Das nun nicht etwa auf dem Great Lawn, sondern in der noblen Avery Fisher Hall, wo die NY Philharmonics unter Alan Gilbert Mahler im Sonderangebot spielten.
Glücklicherweise ist die Sechste (die mit dem Hammer) nicht direkt eine Kammersymphonie.
Der Titel "Tragische" ist Mahler anscheinend herausgerutscht, bevor er sich daran erinnerte, daß er keine Programmmusik mehr schrieb, ist aber angemessen. Laut Alma Mahler schrieb er sie gewissermaßen als Begleitmusik für die Schicksalsschläge (siehe Hammer), die ihn im folgenden Jahr treffen sollten. Des Weiteren interpretiert Frau Mahler das einzige etwas hoffnungsvollere Thema des Werks - das Seitenthema des Kopfsatzes - kurzerhand als Hommage an sie selbst. Nun ja. De mortuis…
Ansonsten gibt es kompromißlose Mahlereien, von brutalen Märschen über grell satirische Einwürfe zu pervertierten Chorälen, einen überraschend schlicht-lyrischen langsamen Satz und eines der unkomischsten Scherzi, das ich je gehört habe - Satztitel "Wuchtig". Selbst das altväterische Tänzchen im Trio marschierte mit den strengen Streichertritten des Kopfsatzes.
'Tragisch' ist im Wesentlichen die Abkehr vom Wunderhorn-Kosmos der frühen Symphonien und die Verweigerung der finalen Apotheose: das Werk endet nach einem ausschweifenden - und leicht chaotischen - Finalsatz abrupt und düster. Man spielte durchweg grimmig, vielleicht stellenweise etwas zu grimmig.

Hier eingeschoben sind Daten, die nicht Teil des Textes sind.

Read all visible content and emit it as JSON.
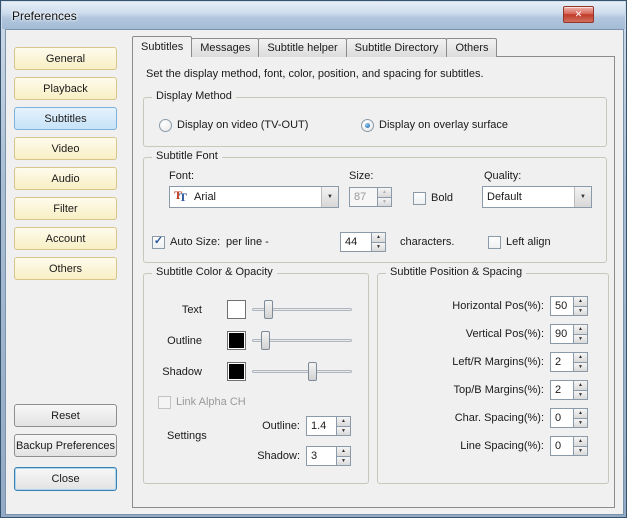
{
  "window": {
    "title": "Preferences"
  },
  "icons": {
    "close": "✕",
    "dropdown": "▼",
    "spin_up": "▲",
    "spin_down": "▼",
    "check": "✓",
    "truetype": "T"
  },
  "sidebar": {
    "items": [
      {
        "label": "General"
      },
      {
        "label": "Playback"
      },
      {
        "label": "Subtitles"
      },
      {
        "label": "Video"
      },
      {
        "label": "Audio"
      },
      {
        "label": "Filter"
      },
      {
        "label": "Account"
      },
      {
        "label": "Others"
      }
    ],
    "reset": "Reset",
    "backup": "Backup Preferences",
    "close": "Close"
  },
  "tabs": [
    {
      "label": "Subtitles"
    },
    {
      "label": "Messages"
    },
    {
      "label": "Subtitle helper"
    },
    {
      "label": "Subtitle Directory"
    },
    {
      "label": "Others"
    }
  ],
  "description": "Set the display method, font, color, position, and spacing for subtitles.",
  "display_method": {
    "title": "Display Method",
    "option_video": "Display on video (TV-OUT)",
    "option_overlay": "Display on overlay surface"
  },
  "subtitle_font": {
    "title": "Subtitle Font",
    "font_label": "Font:",
    "font_value": "Arial",
    "size_label": "Size:",
    "size_value": "87",
    "bold_label": "Bold",
    "quality_label": "Quality:",
    "quality_value": "Default",
    "auto_size_label": "Auto Size:",
    "per_line_label": "per line -",
    "per_line_value": "44",
    "characters_label": "characters.",
    "left_align_label": "Left align"
  },
  "color_opacity": {
    "title": "Subtitle Color & Opacity",
    "text_label": "Text",
    "outline_label": "Outline",
    "shadow_label": "Shadow",
    "text_color": "#ffffff",
    "outline_color": "#000000",
    "shadow_color": "#000000",
    "link_alpha_label": "Link Alpha CH",
    "settings_label": "Settings",
    "outline_setting_label": "Outline:",
    "outline_setting_value": "1.4",
    "shadow_setting_label": "Shadow:",
    "shadow_setting_value": "3"
  },
  "position_spacing": {
    "title": "Subtitle Position & Spacing",
    "rows": [
      {
        "label": "Horizontal Pos(%):",
        "value": "50"
      },
      {
        "label": "Vertical Pos(%):",
        "value": "90"
      },
      {
        "label": "Left/R Margins(%):",
        "value": "2"
      },
      {
        "label": "Top/B Margins(%):",
        "value": "2"
      },
      {
        "label": "Char. Spacing(%):",
        "value": "0"
      },
      {
        "label": "Line Spacing(%):",
        "value": "0"
      }
    ]
  }
}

Wenn sie gut drauf sind, ist gegen die NYPhil nichts einzuwenden - und wer bei Mahlers Orchestrierung nicht gut drauf ist, dem ist auch sonst nicht zu helfen. Das reichte von den sehr prominenten wacker grummelnden Kontrabässen bis zu den durchweg schönen Bläsersoli - wann hört man sonst mal eines von der Baßtuba?
Der NYPhil-Schlagzeuger für alle Fälle schlenderte im Hintergrund herum, ging zwischendurch scheinbar eine
rauchen, oder vielleicht doch eher die (eher zu diskreten) Kuhglocken betätigen, stand dann aber mit hocherhobenem Riesenschlegel bereit und drosch auf seine Holzkiste ein, daß der Saal bebte.

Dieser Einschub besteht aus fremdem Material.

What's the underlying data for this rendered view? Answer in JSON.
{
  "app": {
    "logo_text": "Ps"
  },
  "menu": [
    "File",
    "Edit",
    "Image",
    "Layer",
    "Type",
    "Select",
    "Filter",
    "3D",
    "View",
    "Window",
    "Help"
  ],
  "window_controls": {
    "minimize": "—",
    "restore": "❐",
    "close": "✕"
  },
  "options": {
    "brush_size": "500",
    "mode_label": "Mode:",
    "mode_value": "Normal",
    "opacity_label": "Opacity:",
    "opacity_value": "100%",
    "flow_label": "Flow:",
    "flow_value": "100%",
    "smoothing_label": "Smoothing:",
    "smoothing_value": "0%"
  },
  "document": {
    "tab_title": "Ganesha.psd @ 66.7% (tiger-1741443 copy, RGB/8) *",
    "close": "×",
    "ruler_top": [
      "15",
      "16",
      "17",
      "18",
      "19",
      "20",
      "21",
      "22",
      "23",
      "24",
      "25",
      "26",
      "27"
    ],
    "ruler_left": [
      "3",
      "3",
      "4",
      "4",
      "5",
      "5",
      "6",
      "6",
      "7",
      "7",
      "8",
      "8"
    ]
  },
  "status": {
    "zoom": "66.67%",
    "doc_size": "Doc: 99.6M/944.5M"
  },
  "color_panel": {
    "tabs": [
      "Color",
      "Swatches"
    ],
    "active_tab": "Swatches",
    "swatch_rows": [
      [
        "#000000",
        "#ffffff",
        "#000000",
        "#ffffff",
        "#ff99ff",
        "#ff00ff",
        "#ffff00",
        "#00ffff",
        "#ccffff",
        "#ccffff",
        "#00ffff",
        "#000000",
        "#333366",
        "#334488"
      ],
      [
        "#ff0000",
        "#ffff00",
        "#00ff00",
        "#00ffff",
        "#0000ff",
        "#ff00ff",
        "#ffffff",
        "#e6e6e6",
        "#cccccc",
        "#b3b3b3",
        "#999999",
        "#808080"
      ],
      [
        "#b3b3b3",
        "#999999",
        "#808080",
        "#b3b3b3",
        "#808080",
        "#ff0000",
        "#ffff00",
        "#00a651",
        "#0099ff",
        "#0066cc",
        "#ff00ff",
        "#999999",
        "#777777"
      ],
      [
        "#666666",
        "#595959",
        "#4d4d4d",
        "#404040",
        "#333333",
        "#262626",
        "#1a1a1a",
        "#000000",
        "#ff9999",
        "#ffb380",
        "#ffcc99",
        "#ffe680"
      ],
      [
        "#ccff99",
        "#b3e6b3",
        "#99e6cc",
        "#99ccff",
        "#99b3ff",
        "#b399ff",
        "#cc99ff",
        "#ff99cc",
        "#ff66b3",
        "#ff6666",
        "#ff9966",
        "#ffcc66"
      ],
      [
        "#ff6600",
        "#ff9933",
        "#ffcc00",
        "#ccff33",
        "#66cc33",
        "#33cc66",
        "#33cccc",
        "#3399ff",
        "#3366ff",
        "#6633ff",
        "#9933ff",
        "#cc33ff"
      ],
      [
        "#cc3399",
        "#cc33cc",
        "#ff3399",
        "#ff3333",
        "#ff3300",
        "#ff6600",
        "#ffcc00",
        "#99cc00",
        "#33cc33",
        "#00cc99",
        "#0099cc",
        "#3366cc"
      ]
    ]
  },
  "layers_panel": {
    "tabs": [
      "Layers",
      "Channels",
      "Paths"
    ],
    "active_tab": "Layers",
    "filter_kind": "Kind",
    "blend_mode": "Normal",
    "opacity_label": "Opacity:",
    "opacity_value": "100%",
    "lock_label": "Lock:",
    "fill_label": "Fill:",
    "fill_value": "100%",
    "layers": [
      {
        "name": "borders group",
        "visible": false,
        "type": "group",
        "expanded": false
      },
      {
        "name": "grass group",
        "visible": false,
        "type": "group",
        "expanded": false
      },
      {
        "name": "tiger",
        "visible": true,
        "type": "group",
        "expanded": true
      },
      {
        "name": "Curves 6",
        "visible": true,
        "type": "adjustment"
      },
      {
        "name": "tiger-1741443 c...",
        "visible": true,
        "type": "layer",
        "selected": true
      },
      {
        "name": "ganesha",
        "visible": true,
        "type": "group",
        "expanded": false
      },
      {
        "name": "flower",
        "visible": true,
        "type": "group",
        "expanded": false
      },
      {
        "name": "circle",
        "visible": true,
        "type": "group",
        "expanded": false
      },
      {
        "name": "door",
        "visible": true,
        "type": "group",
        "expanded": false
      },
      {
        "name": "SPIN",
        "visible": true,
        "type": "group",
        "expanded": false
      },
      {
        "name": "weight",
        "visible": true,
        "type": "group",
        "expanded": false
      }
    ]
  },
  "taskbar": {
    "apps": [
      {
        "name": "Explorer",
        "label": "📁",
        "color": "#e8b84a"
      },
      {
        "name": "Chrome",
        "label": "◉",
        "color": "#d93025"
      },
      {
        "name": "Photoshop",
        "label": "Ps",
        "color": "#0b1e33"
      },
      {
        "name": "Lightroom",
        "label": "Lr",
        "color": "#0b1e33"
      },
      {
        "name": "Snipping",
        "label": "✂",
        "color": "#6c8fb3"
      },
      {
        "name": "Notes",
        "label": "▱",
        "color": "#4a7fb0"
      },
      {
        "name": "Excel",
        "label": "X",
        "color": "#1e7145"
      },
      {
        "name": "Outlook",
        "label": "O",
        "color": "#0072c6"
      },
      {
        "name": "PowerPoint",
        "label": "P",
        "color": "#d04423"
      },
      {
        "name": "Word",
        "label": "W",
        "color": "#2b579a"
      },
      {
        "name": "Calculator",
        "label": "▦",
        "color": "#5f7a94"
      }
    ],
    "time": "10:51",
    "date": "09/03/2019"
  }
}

Schon den ganzen Tag hatte das Radio Sturmböen, Sintfluten und Verkehrchaos für den Abend angekündigt.
Draußen dräuten ein rotwolkiger Himmel und das von der Wolkendecke geköpfte Empire State Building. Nachts regnete es wohl ein bißchen. Mahler schlägt Wetter. Hammermäßig.